New FTC Commissioners Ferguson and Holyoak Must Protect Digital Advertising for Small Businesses

WASHINGTON, D.C. – Internet for Growth, the nationwide small business coalition supporting digital advertising, is urging two new members of the Federal Trade Commission (FTC) – Andrew Ferguson and Melissa Holyoak, both confirmed by the U.S. Senate this week – to protect digital advertising for small businesses.

“Congratulations to Commissioners Ferguson and Holyoak. With digital advertising issues surging to the forefront of FTC priorities, we hope you’ll consider the millions of start up opportunities and jobs, economic growth, and consumer benefits digital advertising provides, especially for small businesses,” said Internet for Growth Executive Director Brendan Thomas. “Many of our members would be unable to advertise at all without digital advertising, so as you consider rules to protect consumers and promote competition, please remember that data and digital advertising save Americans time and money, increase competition and choice, and break down barriers to opportunities for people of all backgrounds.”
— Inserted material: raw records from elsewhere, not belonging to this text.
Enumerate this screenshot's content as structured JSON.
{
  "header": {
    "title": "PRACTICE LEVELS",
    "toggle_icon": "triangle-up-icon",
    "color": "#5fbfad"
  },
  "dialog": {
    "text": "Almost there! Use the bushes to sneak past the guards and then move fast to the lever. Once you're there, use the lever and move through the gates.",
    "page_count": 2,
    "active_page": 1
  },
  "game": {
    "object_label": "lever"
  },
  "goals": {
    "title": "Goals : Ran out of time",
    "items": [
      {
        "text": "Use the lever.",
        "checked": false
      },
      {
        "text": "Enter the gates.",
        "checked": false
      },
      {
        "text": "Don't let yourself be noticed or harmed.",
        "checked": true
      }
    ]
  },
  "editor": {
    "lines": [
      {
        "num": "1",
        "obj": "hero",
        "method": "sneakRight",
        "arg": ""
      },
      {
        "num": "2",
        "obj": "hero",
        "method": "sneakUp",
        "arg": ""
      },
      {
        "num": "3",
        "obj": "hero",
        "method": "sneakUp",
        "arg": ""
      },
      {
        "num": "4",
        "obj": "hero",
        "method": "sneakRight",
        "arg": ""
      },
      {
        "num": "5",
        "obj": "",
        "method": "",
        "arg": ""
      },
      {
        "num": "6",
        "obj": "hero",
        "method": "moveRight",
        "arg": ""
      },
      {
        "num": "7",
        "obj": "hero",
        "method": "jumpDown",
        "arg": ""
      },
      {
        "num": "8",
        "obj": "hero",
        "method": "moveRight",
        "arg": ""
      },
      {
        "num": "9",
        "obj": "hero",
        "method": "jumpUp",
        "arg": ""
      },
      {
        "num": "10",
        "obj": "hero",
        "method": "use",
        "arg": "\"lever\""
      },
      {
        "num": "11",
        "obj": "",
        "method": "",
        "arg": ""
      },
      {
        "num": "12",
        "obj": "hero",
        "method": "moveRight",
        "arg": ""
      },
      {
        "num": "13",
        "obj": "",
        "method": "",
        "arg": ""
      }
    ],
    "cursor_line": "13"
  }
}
Internet for Growth has warned that sprawling new internet regulations would destroy opportunities for small businesses to compete against big companies and harm their customers, who benefit from timely, relevant ads on social media, websites, and other platforms. In an open letter to the FTC, retailers, realtors, contractors, publishers, and more, describe their reliance on free and low-cost digital advertising and marketing tools, which an Advanced Notice of Proposed Rulemaking on Commercial Surveillance and Data Security could severely disrupt.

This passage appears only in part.